In der Kritik steht indes vor allem der Ingame Shop. So ist es zwar möglich, den Dimir-Assassine als neue Klasse zu erstehen, allerdings geht das nur mit sehr viel Gold aus dem Auktionshaus oder über Pakete mit zufälligem Inhalt. Wie bei Panini-Sammelbildchen (oder im “FIFA”-“FUT”-Modus) soll die Chance, genau diese ersehnte Klasse zu bekommen, sehr gering sein. YouTuber Vulkan beziffert die Wahrscheinlichkeit auf 1:250. Andere User kritisieren die XP-Booster. Auch Battle Passes und kosmetische Inhalte sind im Shop gegen Echtgeld zu haben.

Nicht nur pure Magie?

Wiederum andere Spieler berichten über technische Stolpersteine wie Login-Probleme, Lags und Verbindungsabbrüche. Was das Gameplay betrifft, empfinden es manche Beta-Tester als Geduldsprobe, so lange zu zocken, bis sie bestimmte Inhalte freischalten konnten.

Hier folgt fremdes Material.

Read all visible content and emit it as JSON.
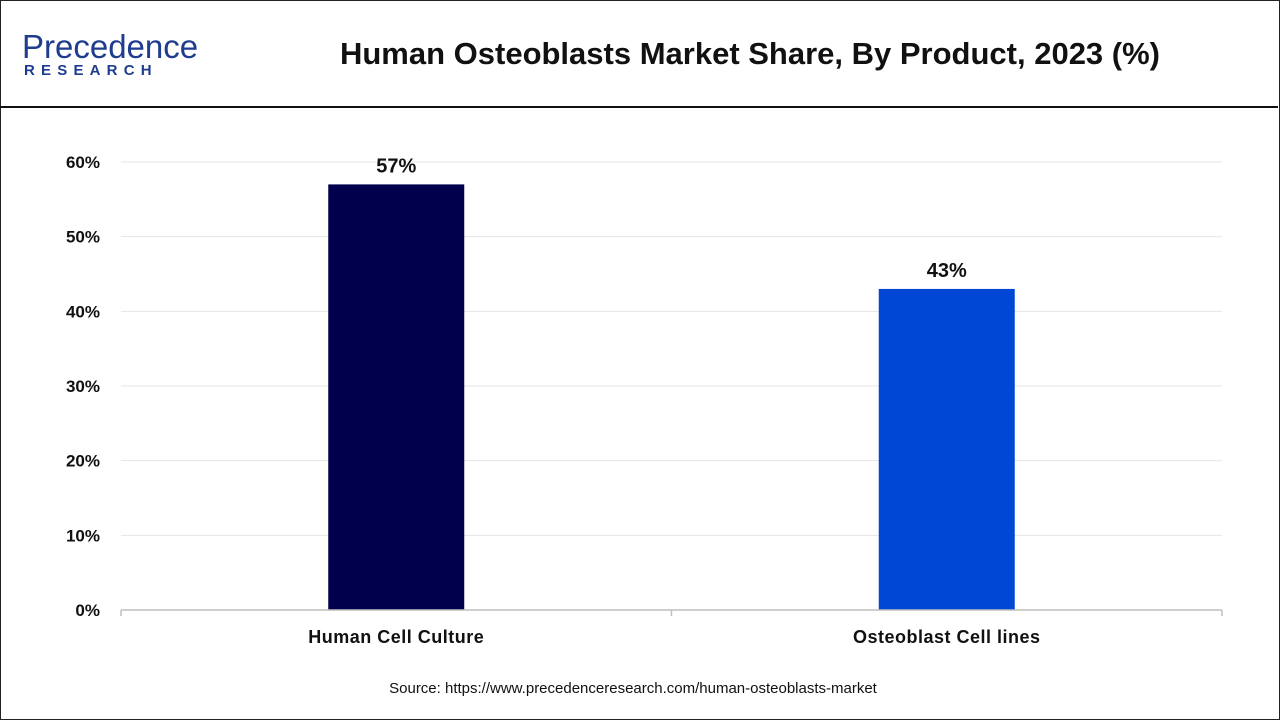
{
  "header": {
    "logo_top": "Precedence",
    "logo_bottom": "RESEARCH",
    "title": "Human Osteoblasts Market Share, By Product, 2023 (%)"
  },
  "colors": {
    "brand": "#1f3d8f",
    "bar1": "#00004d",
    "bar2": "#0047d6"
  },
  "chart_data": {
    "type": "bar",
    "title": "Human Osteoblasts Market Share, By Product, 2023 (%)",
    "categories": [
      "Human Cell Culture",
      "Osteoblast Cell lines"
    ],
    "values": [
      57,
      43
    ],
    "value_labels": [
      "57%",
      "43%"
    ],
    "bar_colors": [
      "#00004d",
      "#0047d6"
    ],
    "ylim": [
      0,
      60
    ],
    "yticks": [
      0,
      10,
      20,
      30,
      40,
      50,
      60
    ],
    "ytick_labels": [
      "0%",
      "10%",
      "20%",
      "30%",
      "40%",
      "50%",
      "60%"
    ],
    "grid": true,
    "xlabel": "",
    "ylabel": ""
  },
  "footer": {
    "source": "Source: https://www.precedenceresearch.com/human-osteoblasts-market"
  }
}
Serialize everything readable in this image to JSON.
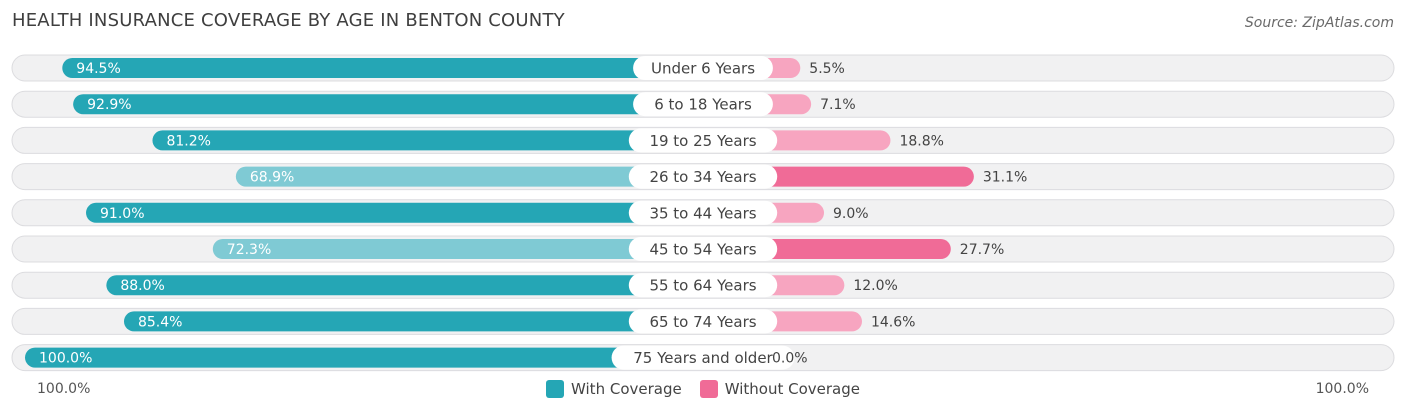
{
  "title": "HEALTH INSURANCE COVERAGE BY AGE IN BENTON COUNTY",
  "source": "Source: ZipAtlas.com",
  "colors": {
    "with_strong": "#25a6b5",
    "with_light": "#7fcad4",
    "without_strong": "#f06b97",
    "without_light": "#f7a5c0"
  },
  "chart_data": {
    "type": "bar",
    "orientation": "horizontal-diverging",
    "title": "HEALTH INSURANCE COVERAGE BY AGE IN BENTON COUNTY",
    "categories": [
      "Under 6 Years",
      "6 to 18 Years",
      "19 to 25 Years",
      "26 to 34 Years",
      "35 to 44 Years",
      "45 to 54 Years",
      "55 to 64 Years",
      "65 to 74 Years",
      "75 Years and older"
    ],
    "series": [
      {
        "name": "With Coverage",
        "values": [
          94.5,
          92.9,
          81.2,
          68.9,
          91.0,
          72.3,
          88.0,
          85.4,
          100.0
        ],
        "labels": [
          "94.5%",
          "92.9%",
          "81.2%",
          "68.9%",
          "91.0%",
          "72.3%",
          "88.0%",
          "85.4%",
          "100.0%"
        ]
      },
      {
        "name": "Without Coverage",
        "values": [
          5.5,
          7.1,
          18.8,
          31.1,
          9.0,
          27.7,
          12.0,
          14.6,
          0.0
        ],
        "labels": [
          "5.5%",
          "7.1%",
          "18.8%",
          "31.1%",
          "9.0%",
          "27.7%",
          "12.0%",
          "14.6%",
          "0.0%"
        ]
      }
    ],
    "xlim": [
      -100,
      100
    ],
    "axis_left_label": "100.0%",
    "axis_right_label": "100.0%",
    "legend_position": "bottom-center"
  }
}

Kritische Stimmen stufen “Magic: Legends” daher als wenig einsteigerfreundlich ein. Die vorherrschende Meinung ist offenbar: “Magic: Legends” hat das Zeug zu einem gelungenen Hack&Slay – allerdings haben die Entwickler noch einiges am Feintuning zu schleifen, um das ganze Potenzial auszuschöpfen. Vor allem fordern die Skeptiker, den Ingame-Shop so auszubalancieren, dass aus diesem kein Pay2Win-Mechanismus wird.

Neben der PC-Version sollen auch die Versionen für PS4 und Xbox One noch in diesem Jahr erscheinen. Die Entwickler sind sicher gut beraten, sich das Feedback der Open-Beta-Tester zu Herzen zu nehmen – auch wenn das den Release eventuell ein wenig verzögern könnte.